The analysis here has involved the fitting of one QTL at a time. Fitting multiple linked or unlinked QTLs may increase the power of detection of QTLs and the precision of the estimation of their map locations. Thus, if there are several QTLs on a chromosome, including a contribution from a candidate gene, the peak LOD score may not occur at the position of the candidate gene. However, LOD scores are expected to be highest, on average, at the positions of marker loci where information is greatest, and this further tempers the weak evidence for the involvement of the candidate genes. An alternative way to carry out the test would be to ignore the positions of candidate genes for QTL mapping purposes, and subsequently infer the LOD scores associated with each candidate gene from the LOD score plot based on map positions relative to the markers. A test of this type has been recently carried out using data from a Drosophila bristle number selection experiment, with a negative result (Nuzhdin et al., 1998). By carrying out the test in this way, there is bias against obtaining a positive result. If markers were extremely dense, the result of the test would not depend on whether or not markers were deliberately chosen to be tightly linked to candidate loci, as long as their map positions relative to the markers were accurately known.

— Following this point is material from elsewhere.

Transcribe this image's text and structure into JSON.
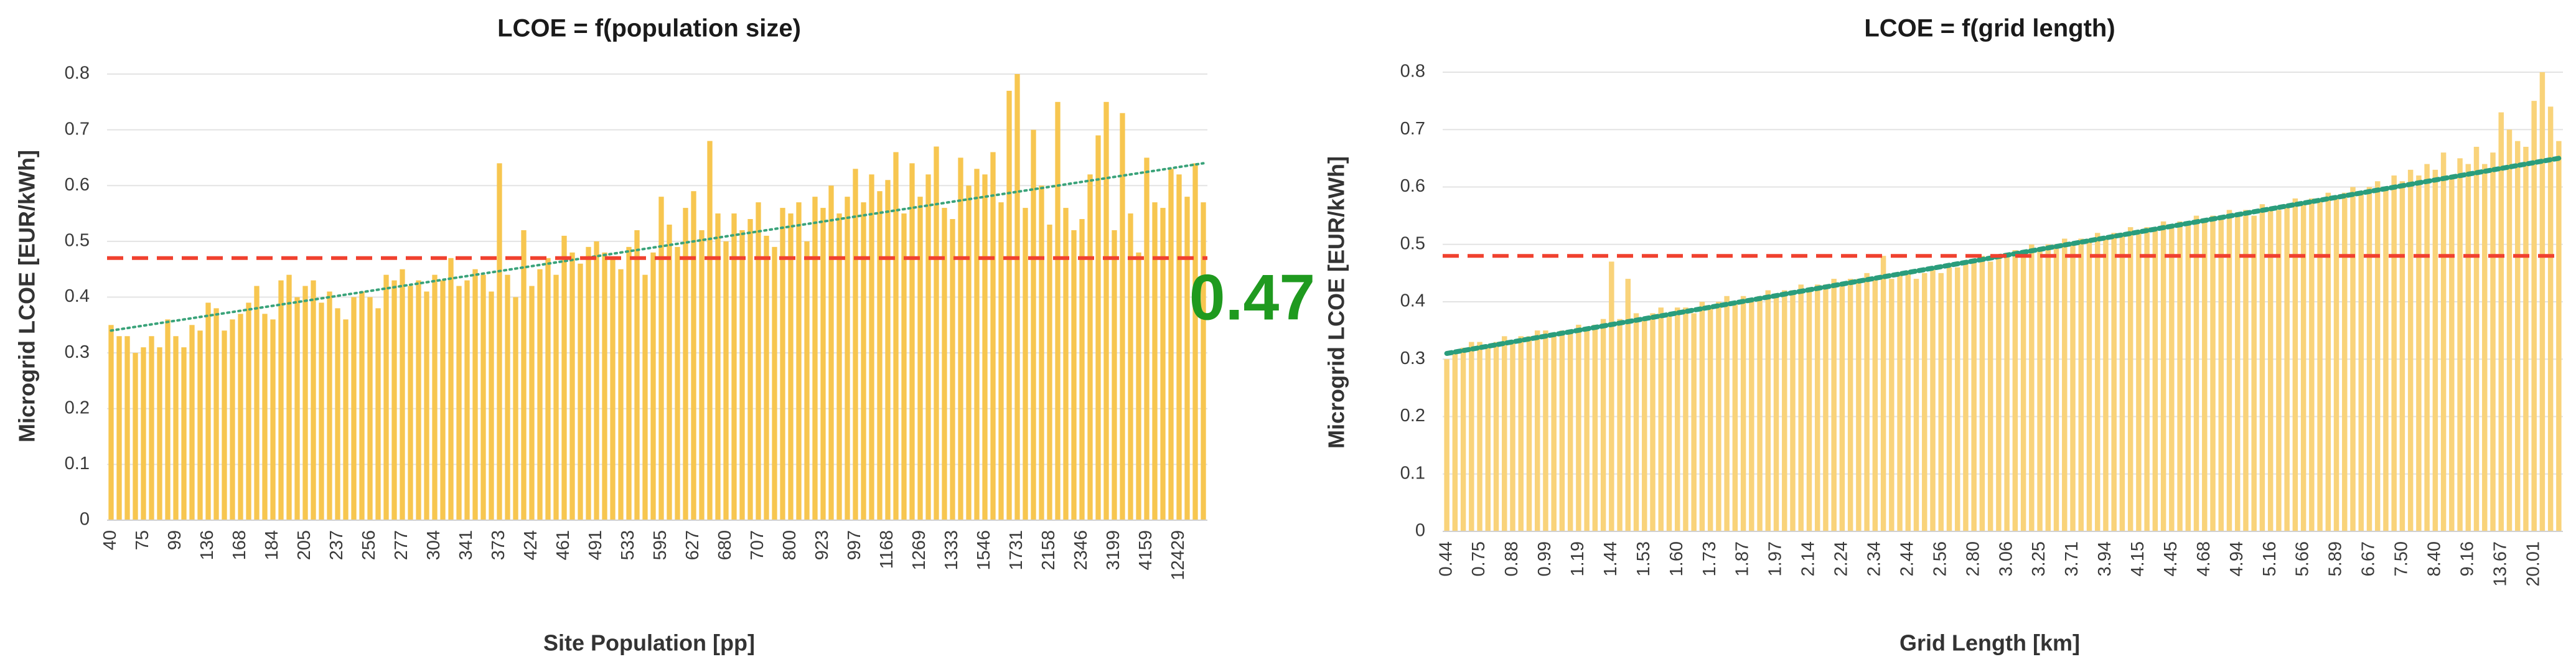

The candidates chosen here are ‘strong’ because they are known from classical genetics to be capable of having large effects on the trait. As our understanding of the basis of the trait improves, the set of mapped candidate genes could include a much larger set of ‘physiological’ candidates. However, a randomization test of the type described would have very little power if a larger set of weaker candidates were used, because LOD score (or equivalent test statistic) is usually too high over much of the genome in an F2 experiment. To increase the power, designs leading to narrower confidence intervals for QTLs, perhaps restricted to target regions of the genome could be carried out (Darvasi, 1998). An alternative way to increase power would be to combine results from several genome-wide surveys for the same or similar traits, but for fatness in mice these have been restricted so far to individual chromosomes (Warden et al., 1995; Taylor & Phillips, 1996, 1997; York et al., 1996).